The comments, featured in an article by the Australian newspaper, have exposed a deepening rift within the ALP’s hierarchy, with Mr Mundine calling on Labor’s Indigenous Affairs spokesman, Kim Carr, to take a harder line.

“I think the (Howard government) is taking the right direction,” Mr Mundine told the Australian.

“What I say to Kim is what is human rights abuse” Isn’t a man flogging his wife with a stick human rights abuse? What about these poor women?”

“People who say it is paternalistic don’t understand. People are stuck and trapped and they need a drastic and radical change,” Mr Mundine was quoted as saying.

Mr Mundine, who is also a member of the federal government’s newly appointed advisory body, the National Indigenous Council, has urged federal Labor adopt a new approach.

“We are being touchy-feely and nice and politically correct, but what we have created through the last 30 years has failed.”

What Mr Mundine prescribes instead is bi-partisan backing for the government’s shared-responsibility stance where communities sign up to agreements to receive assistance based on a commitment to change certain behaviours.

It is part of the government’s renewed drive to stamp out what it has labelled as ‘passive wlefarism’ in indigenous communities.

New South Wales Labor MP Linda Burney, also a prominent indigenous figure, told the newspaper she disputed Mr Mundine’s position.

“I find the fact that Warren is having these discussions (with the media) to be baffling, to say the least,” Ms Burney said.

“He was part of the (Labor) national conference that actually decided the party platform.
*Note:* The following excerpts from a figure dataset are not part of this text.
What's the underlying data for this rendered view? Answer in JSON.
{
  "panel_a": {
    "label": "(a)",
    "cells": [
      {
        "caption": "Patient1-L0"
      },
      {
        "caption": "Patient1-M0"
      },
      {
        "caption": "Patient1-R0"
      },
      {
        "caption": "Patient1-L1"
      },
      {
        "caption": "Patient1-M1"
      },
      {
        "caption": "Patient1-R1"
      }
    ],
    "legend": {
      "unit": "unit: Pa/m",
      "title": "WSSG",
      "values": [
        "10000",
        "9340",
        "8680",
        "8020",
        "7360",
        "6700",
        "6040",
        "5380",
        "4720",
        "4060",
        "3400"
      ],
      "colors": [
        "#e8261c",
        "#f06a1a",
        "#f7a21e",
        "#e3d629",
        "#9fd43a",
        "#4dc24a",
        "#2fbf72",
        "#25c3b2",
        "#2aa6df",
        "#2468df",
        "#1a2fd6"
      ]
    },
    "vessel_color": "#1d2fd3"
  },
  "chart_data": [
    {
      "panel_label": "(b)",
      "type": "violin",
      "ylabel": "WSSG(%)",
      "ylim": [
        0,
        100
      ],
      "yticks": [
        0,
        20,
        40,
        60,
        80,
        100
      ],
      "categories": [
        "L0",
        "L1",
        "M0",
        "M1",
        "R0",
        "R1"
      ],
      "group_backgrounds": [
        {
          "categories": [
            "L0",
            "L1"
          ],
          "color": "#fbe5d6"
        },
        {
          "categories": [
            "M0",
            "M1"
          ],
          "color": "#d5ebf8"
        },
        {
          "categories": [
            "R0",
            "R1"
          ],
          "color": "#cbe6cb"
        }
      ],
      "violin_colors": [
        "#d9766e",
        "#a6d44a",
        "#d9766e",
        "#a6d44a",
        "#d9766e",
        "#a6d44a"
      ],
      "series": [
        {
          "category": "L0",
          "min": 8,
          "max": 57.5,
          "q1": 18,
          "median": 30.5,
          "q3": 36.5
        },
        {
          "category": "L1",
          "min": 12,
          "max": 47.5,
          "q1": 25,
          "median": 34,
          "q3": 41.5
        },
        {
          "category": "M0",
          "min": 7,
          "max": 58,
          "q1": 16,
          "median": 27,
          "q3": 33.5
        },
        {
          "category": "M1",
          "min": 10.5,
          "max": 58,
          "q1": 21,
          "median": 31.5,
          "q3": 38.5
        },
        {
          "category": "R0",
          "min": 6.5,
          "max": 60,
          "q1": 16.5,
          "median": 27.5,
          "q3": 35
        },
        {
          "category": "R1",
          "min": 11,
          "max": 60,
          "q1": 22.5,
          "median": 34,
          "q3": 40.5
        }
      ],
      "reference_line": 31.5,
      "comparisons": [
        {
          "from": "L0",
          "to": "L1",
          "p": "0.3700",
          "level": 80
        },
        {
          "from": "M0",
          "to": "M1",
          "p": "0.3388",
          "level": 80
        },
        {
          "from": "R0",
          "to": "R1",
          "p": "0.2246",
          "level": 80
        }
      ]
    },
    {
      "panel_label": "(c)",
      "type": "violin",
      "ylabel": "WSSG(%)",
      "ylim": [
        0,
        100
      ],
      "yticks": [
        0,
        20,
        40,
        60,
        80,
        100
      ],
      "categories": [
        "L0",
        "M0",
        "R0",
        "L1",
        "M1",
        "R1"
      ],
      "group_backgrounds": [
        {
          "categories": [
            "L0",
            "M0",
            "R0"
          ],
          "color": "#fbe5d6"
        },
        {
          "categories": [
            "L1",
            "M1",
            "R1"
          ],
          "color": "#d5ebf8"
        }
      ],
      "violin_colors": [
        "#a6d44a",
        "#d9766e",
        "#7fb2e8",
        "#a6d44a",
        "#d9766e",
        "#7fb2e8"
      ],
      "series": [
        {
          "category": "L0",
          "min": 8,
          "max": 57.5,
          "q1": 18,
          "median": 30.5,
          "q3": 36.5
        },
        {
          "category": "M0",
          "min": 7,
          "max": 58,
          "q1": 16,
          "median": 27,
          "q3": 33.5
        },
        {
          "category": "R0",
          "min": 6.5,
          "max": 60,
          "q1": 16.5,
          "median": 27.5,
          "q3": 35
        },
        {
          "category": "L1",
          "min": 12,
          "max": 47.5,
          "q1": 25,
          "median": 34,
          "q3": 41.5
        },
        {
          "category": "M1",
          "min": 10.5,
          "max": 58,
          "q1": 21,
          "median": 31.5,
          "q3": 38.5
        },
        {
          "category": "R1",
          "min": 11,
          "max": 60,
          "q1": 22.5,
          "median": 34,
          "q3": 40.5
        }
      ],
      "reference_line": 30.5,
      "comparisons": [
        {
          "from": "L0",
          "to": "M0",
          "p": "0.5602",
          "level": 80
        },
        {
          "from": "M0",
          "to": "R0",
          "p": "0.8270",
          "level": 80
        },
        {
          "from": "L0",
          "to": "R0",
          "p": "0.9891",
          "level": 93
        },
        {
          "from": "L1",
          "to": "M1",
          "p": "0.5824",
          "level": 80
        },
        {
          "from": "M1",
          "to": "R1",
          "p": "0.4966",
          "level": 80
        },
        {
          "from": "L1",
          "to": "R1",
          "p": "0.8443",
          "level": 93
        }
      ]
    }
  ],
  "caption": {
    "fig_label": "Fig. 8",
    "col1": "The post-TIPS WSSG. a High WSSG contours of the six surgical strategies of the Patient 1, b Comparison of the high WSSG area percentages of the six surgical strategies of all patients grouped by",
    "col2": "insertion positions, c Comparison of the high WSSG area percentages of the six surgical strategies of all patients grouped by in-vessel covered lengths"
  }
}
It is anything but touchy-feely.”

Mr Mundine has already come under fire from indigenous leaders in the past week for arguing that changes must be made to indigenous land rights to boost economic development in indigenous communities.

His call for a rethink of communal land ownership drew stinging criticism from leading indigenous spokesman, Mick Dodson, who said Mr Mundine had “no comprehension of what land means to people or how it’s held”.

Mr Mundine is set to assume Labor’s national presidency in January 2006 after winning considerable ALP ballot support in a ballot late last year.